On Politics
5:00 am
Wed June 20, 2012

Payday loans, Gina Raimondo, and what they have in common

Although state treasurer Gina Raimondo has criticized payday loans as a “predatory product,” two of her political associates have links with a check-cashing business that has offered payday loans.

Warwick lawyer Joe Shekarchi managed Raimondo’s 2010 campaign, led her transition team, and remains a confidante of the treasurer. Shekarchi is listed in a state record as the business agent for Ocean State Check Express, on River Street in Providence, which has offered payday lending. State records show Ocean State Check Express is owned by the parents of Jackie Baginski, who recently signed on as a fundraiser for Raimondo.

Ocean State Check Express is a small player in the payday lending business in Rhode Island. According to records from the state Department of Business Regulation, it offered by far the fewest payday loans of five companies offering that service in 2009 and 2010, the most recent figures available.

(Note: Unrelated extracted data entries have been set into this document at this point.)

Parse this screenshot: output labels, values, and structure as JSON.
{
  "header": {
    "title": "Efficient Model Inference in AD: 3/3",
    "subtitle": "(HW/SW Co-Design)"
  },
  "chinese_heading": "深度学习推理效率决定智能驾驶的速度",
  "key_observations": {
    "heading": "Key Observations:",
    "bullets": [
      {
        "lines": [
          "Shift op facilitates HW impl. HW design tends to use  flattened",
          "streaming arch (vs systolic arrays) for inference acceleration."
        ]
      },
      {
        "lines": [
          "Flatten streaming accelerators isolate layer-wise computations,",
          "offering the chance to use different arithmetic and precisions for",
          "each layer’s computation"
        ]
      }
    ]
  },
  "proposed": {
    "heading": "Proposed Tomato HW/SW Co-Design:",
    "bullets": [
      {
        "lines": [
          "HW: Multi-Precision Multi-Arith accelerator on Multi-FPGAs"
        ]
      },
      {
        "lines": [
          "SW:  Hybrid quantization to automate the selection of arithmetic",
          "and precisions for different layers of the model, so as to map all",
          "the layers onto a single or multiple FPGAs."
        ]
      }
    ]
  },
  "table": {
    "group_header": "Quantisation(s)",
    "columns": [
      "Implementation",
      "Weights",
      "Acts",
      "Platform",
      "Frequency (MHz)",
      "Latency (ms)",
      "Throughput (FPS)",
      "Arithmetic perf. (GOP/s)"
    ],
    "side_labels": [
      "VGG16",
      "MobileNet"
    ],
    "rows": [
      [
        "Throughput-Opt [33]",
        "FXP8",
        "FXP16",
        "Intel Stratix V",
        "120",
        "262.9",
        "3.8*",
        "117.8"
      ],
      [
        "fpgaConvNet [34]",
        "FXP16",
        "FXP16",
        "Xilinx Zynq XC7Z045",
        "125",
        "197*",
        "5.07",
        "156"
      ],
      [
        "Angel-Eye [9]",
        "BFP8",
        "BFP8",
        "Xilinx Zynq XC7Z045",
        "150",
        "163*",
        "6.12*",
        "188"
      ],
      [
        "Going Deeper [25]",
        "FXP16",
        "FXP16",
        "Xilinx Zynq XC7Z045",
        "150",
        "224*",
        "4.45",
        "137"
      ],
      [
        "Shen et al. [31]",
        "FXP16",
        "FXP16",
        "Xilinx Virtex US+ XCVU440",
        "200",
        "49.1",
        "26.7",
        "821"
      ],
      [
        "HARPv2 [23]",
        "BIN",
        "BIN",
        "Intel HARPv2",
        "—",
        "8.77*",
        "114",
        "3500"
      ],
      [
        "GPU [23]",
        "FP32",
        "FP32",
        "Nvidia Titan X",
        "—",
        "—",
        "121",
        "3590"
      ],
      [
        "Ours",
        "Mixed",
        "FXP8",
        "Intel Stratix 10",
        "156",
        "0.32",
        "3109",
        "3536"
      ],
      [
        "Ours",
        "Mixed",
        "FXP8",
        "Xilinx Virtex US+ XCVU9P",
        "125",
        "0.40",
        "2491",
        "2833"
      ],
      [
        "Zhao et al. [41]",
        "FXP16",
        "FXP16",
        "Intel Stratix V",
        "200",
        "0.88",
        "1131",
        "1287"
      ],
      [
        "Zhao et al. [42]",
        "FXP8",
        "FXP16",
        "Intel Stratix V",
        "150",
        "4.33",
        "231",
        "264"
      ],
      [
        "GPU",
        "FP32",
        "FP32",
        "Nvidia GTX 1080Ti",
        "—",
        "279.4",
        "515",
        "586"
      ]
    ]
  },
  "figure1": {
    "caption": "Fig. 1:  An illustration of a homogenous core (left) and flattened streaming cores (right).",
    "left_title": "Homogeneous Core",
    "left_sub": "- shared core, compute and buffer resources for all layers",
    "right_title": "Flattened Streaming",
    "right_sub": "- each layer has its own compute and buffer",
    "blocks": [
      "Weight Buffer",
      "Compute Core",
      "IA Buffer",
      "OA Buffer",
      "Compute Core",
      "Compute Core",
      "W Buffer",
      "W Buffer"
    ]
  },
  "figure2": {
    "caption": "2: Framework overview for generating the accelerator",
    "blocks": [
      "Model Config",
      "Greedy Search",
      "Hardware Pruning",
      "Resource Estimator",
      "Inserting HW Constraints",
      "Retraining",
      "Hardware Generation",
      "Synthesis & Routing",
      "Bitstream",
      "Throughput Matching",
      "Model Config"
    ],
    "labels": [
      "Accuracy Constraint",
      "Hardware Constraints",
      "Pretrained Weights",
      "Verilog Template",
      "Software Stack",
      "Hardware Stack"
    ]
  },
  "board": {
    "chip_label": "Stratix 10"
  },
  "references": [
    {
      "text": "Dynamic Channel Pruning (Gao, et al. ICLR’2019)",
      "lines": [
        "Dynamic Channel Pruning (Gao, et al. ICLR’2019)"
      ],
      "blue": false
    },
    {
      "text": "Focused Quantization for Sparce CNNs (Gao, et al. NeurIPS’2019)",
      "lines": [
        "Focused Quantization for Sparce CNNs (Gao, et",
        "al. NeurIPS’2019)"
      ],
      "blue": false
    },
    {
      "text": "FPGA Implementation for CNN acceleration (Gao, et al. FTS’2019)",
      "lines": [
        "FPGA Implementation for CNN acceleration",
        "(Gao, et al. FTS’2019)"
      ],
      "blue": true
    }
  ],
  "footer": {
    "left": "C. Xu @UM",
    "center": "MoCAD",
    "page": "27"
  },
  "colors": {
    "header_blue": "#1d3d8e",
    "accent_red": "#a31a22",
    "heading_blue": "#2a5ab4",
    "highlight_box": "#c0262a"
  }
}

Shekarchi says he wasn’t aware that Ocean State Check Express offered payday loans, and he calls the legal work he’s done for the company – on a zoning case, he says — a non-issue in terms of Raimondo’s criticism of payday lenders. “My private clients who I represent have no connection with the treasurer whatsoever,” Shekarchi says.

Baginski didn’t respond to a phone message and an e-mail seeking comment. (Before signing on as a fundraiser for Raimondo, Baginski worked for Engage RI, the pro-pension overhaul group that was created with Raimondo’s encouragement.)

Raimondo spokeswoman Joy Fox declined to directly comment on whether the links of two Raimondo associates with Ocean State Check Express raise any concerns for the treasurer. “The Treasurer believes that Rhode Island should not permit the sale of a financial predatory product such as payday lending that traps so many customers in a cycle of debt,” Fox said in a statement.

The connections are nonetheless noteworthy because of the treasurer’s sharp criticism of payday lending. She became a vocal member this year of the coalition that unsuccessfully sought to sharply lower the APR of up to 260 percent charged by payday lenders in Rhode Island.

DBR records show Ocean State Check Express offered 357 payday loans in 2009, and 173 in 2010, equaling $92.916 in loans in 2009 and $43,129 in 2010. That’s a drop in the bucket compared to Rhode Island’s top payday lender, Advance America, which made 80,146 payday loans in 2009 (good for more than $28 million in loans) and 92,769 in (more than $34 milion).

Margaux Morisseau, director of the, Rhode Island Payday Lending Reform Coalition, says she was surprised to learn that two of Raimondo’s political associates have connections with a company that has offered payday loans.

Morisseau adds: “Treasurer Raimondo has been nothing but helpful and was willing to be on the record over and over again,” in criticizing payday lending. “There was not at any point where I doubted her support.”

Although the bill to cap the ability of payday lenders in RI to charge the equivalent of triple-digit annual interest rates attracted support from many lawmakers, it died in the recently ended legislative session; the coalition of critics was unwilling to support a compromise they called unsatisfactory. Some observers suspect the outcome was related in part to the lobbying clout of Advance America, which employs former House Speaker William Murphy.

Meanwhile, the US Small Business Administration presented a 2011 award for entrepreneurial excellence to Joe and Brenda Baginski, the owners of Ocean State Check Express. The citation reads in part:

The Baginskis launched their journey into entrepreneurship in 1990 when they purchased a small factory and opened a costume jewelry company. That firm eventually employed 50 people before the jewelry businesses evaporated in the United States and drifted offshore, mainly to Asia. The factory closed in 1998. That same year Joe and Brenda opened a check-cashing business in a small office at the front of the factory.

That check-cashing business once handled about $15 million annually. Those were the days before electronic transfers and the direct deposit of payroll and government payments. Joe believes that the check-cashing business will go away, much like the jewelry industry in America.